La pasajera número cuatro las dejaba ver todas. Tenía el aspecto exacto de una mujer dirigiéndose hacia el final de su vida, de manera tan cierta y segura como que el tren se dirigía hacia el final del recorrido.
Por lo tanto el punto siete: la respiración.
Estaba jadeando, bajo y en control. Inhala, exhala, inhala, exhala. Como una técnica para vencer el dolor del parto, o como el resultado de un shock horroroso, o como una última y desesperada barrera para contener gritos de espanto y miedo y terror.
Inhala, exhala, inhala, exhala.
Punto ocho: los terroristas suicidas que están por entrar en acción tienen la mirada rígidamente clavada hacia el frente. Nadie sabe por qué, pero testigos oculares que han sobrevivido y la evidencia grabada han sido del todo consistentes en sus testimonios. Los terroristas a punto de inmolarse miran recto hacia el frente. Quizás llevaron su compromiso hasta el punto problemático y temen una intervención. Quizás como los perros y los niños sienten que si no están viendo a nadie entonces nadie los está viendo. Quizás un último remanente de conciencia hace que no puedan mirar a la gente a la que están por destruir. Nadie sabe por qué, pero todos lo hacen.
La pasajera número cuatro lo estaba haciendo. Eso estaba claro. Estaba mirando fijo enfrente a la ventana vacía del lado opuesto de manera tan intensa que parecía estar por desintegrar el cristal.
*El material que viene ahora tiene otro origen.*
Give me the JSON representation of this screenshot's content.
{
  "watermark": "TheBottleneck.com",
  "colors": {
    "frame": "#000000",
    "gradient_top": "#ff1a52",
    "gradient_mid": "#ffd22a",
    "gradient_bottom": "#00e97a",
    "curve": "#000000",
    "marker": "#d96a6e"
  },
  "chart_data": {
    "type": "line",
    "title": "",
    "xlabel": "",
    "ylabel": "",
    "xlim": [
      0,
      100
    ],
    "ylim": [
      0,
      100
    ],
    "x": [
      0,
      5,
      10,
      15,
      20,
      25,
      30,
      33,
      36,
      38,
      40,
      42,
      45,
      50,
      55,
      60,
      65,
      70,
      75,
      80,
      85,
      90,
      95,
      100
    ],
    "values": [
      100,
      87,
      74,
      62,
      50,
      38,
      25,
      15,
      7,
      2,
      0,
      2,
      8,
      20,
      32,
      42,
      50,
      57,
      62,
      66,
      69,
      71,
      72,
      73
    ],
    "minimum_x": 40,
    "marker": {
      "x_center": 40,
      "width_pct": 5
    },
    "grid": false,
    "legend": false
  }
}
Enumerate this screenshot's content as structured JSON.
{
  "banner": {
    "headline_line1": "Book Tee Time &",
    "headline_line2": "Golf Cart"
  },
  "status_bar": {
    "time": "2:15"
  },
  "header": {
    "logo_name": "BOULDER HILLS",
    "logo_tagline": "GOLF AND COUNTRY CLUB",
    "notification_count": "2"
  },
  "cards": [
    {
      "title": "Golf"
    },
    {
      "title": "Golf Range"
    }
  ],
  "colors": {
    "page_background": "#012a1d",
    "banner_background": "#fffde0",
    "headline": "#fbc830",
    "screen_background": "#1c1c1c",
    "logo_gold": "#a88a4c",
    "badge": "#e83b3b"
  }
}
Puntos uno a ocho, corroborados. Me moví en el asiento pasando mi peso hacia la parte delantera.
Luego me detuve. La idea era tácticamente absurda. La hora estaba mal.
Luego volví a mirar. Y me volví a mover. Porque los puntos nueve, diez y once también estaban todos presentes y correctos, y eran los puntos más importantes de todos.
TRES
Punto nueve: balbuceo de plegarias. Hasta la fecha todos los ataques de los que se tiene noticia han sido inspirados, o motivados, o validados, o supervisados por la religión, casi de manera exclusiva la religión islámica, y la gente islámica está acostumbrada a orar en público. Testigos oculares que han sobrevivido informan de largos ensalmos rutinarios repasados y repetidos interminablemente y más o menos inaudibles, pero con los labios visiblemente en movimiento. La pasajera número cuatro estaba haciendo exactamente eso. Sus labios se estaban moviendo por debajo de su mirada fija, en un recitado largo, jadeante, ritualista que parecía repetirse más o menos cada veinte segundos. Quizás ya se estaba presentando a sí misma a la deidad que estuviera esperando encontrar del otro lado de la línea. Quizás se estaba tratando de convencer a sí misma de que de verdad había una deidad, y una línea.
El tren se detuvo en la estación de la calle 23. Las puertas se abrieron. No se bajó nadie. No se subió nadie. Vi los carteles rojos de salida por encima del andén: 22 y Park, esquina noreste, o 23 y Park, esquina sudeste. Unas extensiones de acera de Manhattan sin mayor interés, pero de repente atractivas.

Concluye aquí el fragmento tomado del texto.